Thursday 23 August 2012

Update part 2

I said last time out that apart from the depressing downward trend, one noticeable useful piece of information had emerged. Specifically, one episode has outperformed all the others, and I think I know why.

Let's start with another graph:

This is the number of times each of the first four episodes has been downloaded in each week since the first week of June (week 13 here shouldn't really be here - it's the week we're currently in, and thus only represents about three days' worth of downloads at time of writing). The thing that's of particular interest is that episode 1.4 tops the chart for seven out of the twelve weeks under consideration, and is tied for first in another. The next-best performer, episode 1.1, is best in three weeks (it's not clear from the graph, but it tops the numbers, jointly with 1.2, for week 1).

Now, I don't know how series are normally expected to perform in publishing (and there may not be a current model for series of short stories like the Second Realm). 1.4 is the final episode of the first story arc of the Second Realm, and it may be that final episodes are known to outperform mid-series installments. But that doesn't seem likely to me, particularly given that the first episode of the sequence is the second-best performer. It seems to me that the first episode should be the best performer, because given the choice, a consumer is likely to start with the first episode.

But there's one significant fact about episode 1.4 of The Second Realm which distinguishes it from all the others. It's been reviewed. Now, the review is actually intended to cover the complete first collection (and has been posted to Amazon as such - as you can see from the link above), but it's posted to Smashwords on episode 1.4, so it appears as a review for episode 1.4 to the casual shopper.

Now, the review isn't massively enthusiastic - by the writer's own admission, he's not a member of what I see as my core target audience - but it does give a seal of approval of sorts. It says to a reader 'someone read this and considered it acceptable'. I think that fact alone explains the success of episode 1.4.

The only other review posted on a Second Realm episode is the 2-star, single-paragraph review someone posted on episode 1.2, which seems to be a product of not having read episode 1.1 first (though in fairness to the reviewer, the review was posted before the episodes were clearly numbered). That doesn't appear to have had a negative effect on 1.2 (it still outperforms 1.3, for example).

By this reasoning, and based on a tiny sample - the only sample to which I have access - there's everything gained and nothing lost by asking for reviews.
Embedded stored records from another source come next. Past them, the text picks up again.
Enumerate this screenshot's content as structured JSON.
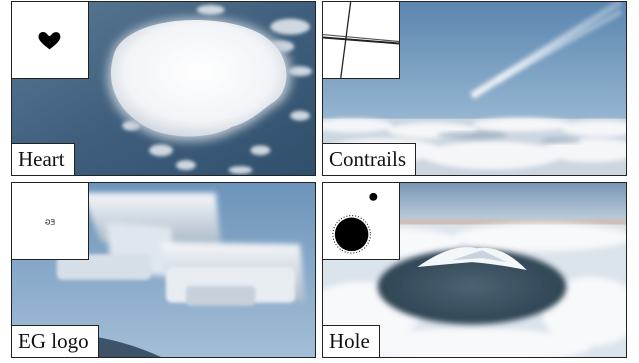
{
  "panels": [
    {
      "id": "heart",
      "label": "Heart",
      "mask_shape": "heart"
    },
    {
      "id": "contrails",
      "label": "Contrails",
      "mask_shape": "crossing-lines"
    },
    {
      "id": "eg-logo",
      "label": "EG logo",
      "mask_shape": "text-logo",
      "mask_text": "EG"
    },
    {
      "id": "hole",
      "label": "Hole",
      "mask_shape": "blobs"
    }
  ]
}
For this reason, when the next Second Realm episode comes out (on Saturday - mark it in your diaries! ;D), there will be a note at the end asking people to consider leaving a review at Smashwords if they've enjoyed the story. We'll see what results.

It is, of course, entirely possible that this will provoke a bunch of people to write reviews saying how irritating it is when an author begs for reviews, but that's probably just me being paranoid.

Does my experience match up to yours? Do reviews make a clear difference?